Getting Comfortable With Your Moods

Getting Comfortable With Your Moods2

Another important practice in becoming comfortable with your moods is the practice of nonjudgement. This concept is an important part of naming your feelings; when we gain a better understanding of our moods, doing so without assigning good or bad labels allows us to process them with objectivity and compassion. So often we punish ourselves for our feelings, which usually only worsens them. When we practice nonjudgement with ourselves, we are able to discern whether we are feeling helpful or unhelpful emotions without beating ourselves up about it. We are not “bad” for having “bad” emotions, we are simply a human being navigating complex human experiences. This is a more gracious path to change.

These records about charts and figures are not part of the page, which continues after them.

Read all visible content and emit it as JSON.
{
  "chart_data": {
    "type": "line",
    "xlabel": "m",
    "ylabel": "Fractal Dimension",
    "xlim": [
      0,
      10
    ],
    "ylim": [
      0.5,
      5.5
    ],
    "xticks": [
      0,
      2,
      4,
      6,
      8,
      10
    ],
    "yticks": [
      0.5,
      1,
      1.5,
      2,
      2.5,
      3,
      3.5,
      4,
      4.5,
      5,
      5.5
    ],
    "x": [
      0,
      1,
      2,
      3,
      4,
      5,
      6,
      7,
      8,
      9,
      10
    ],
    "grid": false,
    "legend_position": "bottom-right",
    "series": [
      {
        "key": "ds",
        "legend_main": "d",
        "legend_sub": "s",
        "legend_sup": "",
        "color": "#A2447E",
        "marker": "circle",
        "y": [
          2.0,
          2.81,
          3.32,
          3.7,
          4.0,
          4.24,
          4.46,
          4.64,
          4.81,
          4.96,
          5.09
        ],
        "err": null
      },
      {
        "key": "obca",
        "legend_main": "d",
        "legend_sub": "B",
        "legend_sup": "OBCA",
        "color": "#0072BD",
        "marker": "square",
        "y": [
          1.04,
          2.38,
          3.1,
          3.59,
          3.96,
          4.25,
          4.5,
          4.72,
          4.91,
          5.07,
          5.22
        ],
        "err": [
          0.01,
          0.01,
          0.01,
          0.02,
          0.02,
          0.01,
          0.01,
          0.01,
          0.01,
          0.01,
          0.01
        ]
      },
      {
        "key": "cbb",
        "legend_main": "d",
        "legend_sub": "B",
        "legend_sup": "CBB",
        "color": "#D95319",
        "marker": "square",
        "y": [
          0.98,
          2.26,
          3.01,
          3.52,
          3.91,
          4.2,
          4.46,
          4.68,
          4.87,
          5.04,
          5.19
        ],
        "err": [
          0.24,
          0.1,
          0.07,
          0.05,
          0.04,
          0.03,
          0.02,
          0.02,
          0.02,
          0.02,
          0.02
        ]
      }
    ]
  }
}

Once we have become good at identifying our emotions, we are then able to practice the concept of “sitting with our emotions.” This can be challenging at first, but with practice, it can be a powerful tool in our toolbox. For example, if you have identified that you are feeling anxious and have assigned neither a good or bad label to that feeling, sitting with that anxious feeling allows us to accept it, love ourselves through it, and carry on. Meditation can be a useful tool for this, but so can simply pausing, acknowledging the feeling, and going forward without trying to force an immediate change. (Something that we might have done through alcohol use in the past.) This builds our mental and emotional muscles over time, and the next time you sit with an emotion it will likely be a little bit easier.

Please note that if you feel that your mood has been significantly impacted for an extended amount of time, this may be something your doctor can help with. Contact your medical provider if you have any concerns. If you or someone you know has thoughts of self-harm, please contact the National Suicide Prevention Lifeline at 800-273-8255.